梁迦被楼下路人的对话吵醒时,恰巧魏娟也走进了房间,唤她尽快起床,趁雪尚未降下来把余下的家具搬到出租屋里去。
正是2018年的最末一天,也是最冷一天,应政府的敦促要求,南岸半山腰的这片旧屋老房就要施行征地拆迁,尽管业主们因各种理由抗拒了许久,但最后结果都殊无二致——
搬出这个他们赖以生存数十年的故土,向嘉陵江浩淼作别,向旧夜中的那些麻将声、三里雾作别。
眼下整栋楼搬的也差不多了,仅剩三两家仍迟迟吾行,其中便包括她俩。
梁迦速速起床,潦草洗漱后翻出柜中的衣物打包。他们在杨家坪附近租了一间两居室,打算靠此捱到政府拨发拆迁款抑或分派安置房。
其实梁迦打心底更希望是前者,因为魏娟正需要一笔钱治病,治胰腺癌,二期扩散转移尚轻,但胰腺癌恶性程度极高,医生建议她定期接受靶向药治疗。药物是进口的,花销尤为昂贵,所谓“最怕生病,生不起病”便是这个道理。

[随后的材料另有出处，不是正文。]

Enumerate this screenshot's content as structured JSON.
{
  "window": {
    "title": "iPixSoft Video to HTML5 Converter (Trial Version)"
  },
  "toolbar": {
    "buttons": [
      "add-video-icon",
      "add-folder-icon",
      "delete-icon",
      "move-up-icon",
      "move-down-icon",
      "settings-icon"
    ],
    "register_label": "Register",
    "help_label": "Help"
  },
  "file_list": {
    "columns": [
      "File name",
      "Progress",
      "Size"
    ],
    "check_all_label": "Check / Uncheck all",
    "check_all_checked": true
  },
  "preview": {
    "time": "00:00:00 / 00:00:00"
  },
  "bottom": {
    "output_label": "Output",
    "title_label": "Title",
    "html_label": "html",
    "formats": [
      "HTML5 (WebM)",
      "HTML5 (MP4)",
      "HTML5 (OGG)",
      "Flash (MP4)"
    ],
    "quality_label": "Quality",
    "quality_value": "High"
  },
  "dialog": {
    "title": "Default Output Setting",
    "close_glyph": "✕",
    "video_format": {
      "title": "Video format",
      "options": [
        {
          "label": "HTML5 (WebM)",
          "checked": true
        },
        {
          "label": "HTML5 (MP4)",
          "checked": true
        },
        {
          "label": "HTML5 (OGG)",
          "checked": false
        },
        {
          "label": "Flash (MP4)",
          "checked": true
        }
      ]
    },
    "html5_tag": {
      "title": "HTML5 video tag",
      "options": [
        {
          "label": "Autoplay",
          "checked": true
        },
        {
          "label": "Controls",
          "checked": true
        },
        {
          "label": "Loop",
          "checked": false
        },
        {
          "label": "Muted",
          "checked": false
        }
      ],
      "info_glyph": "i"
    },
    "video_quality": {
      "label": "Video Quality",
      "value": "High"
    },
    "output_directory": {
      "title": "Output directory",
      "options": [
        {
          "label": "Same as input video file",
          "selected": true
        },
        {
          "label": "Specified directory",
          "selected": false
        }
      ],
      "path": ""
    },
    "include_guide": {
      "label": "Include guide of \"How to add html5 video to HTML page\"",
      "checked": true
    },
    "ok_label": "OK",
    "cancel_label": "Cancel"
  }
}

打梁父在抗震救灾中殉难后,这个家起初全靠他留下的遗产、抚恤金和魏娟的微薄月薪支持,再往后,兄妹陆续就职有了收入,魏娟也就慢慢歇下了,平日搓搓小麻、做做饭,日子清贫却也乐道。谁也不会料到这出横祸。
此刻,梁迦从柜中捧出那些旧衣物,一件件细致地挪移进蛇皮袋里,将将折叠好梁池的那件黑夹克,便闻得魏娟说:“你哥昨晚值夜班,应该哈哈儿就要来老。”
“他要来嘛?”
“来帮我们搬。”
“哦。”
语音方落,屋外就传来了钥匙声,转了三圈,三次金属撞击。
魏娟闻声先行出去迎人,倒是梁迦有些愣怔,手在黑夹克上抚了抚,又于她的碎花短衬衫上摩挲几番。
她还没准备好要跟梁池说些什么。
问他和姚欣慧离婚后家什分得如何,告诉他自己和林靖博分手了,抑或是,她昨晚做了个光怪陆离,又极为真实的梦?似乎都不太妥当且很是突兀。
尤其是那个梦,分明出场人物都是熟识,但命运轨迹像是另一个平行时空发生过的事,又或者,是前世封印在她脑海里的记忆。有些真,有些假;几分未发生的她梦到,几分已发生的她未梦。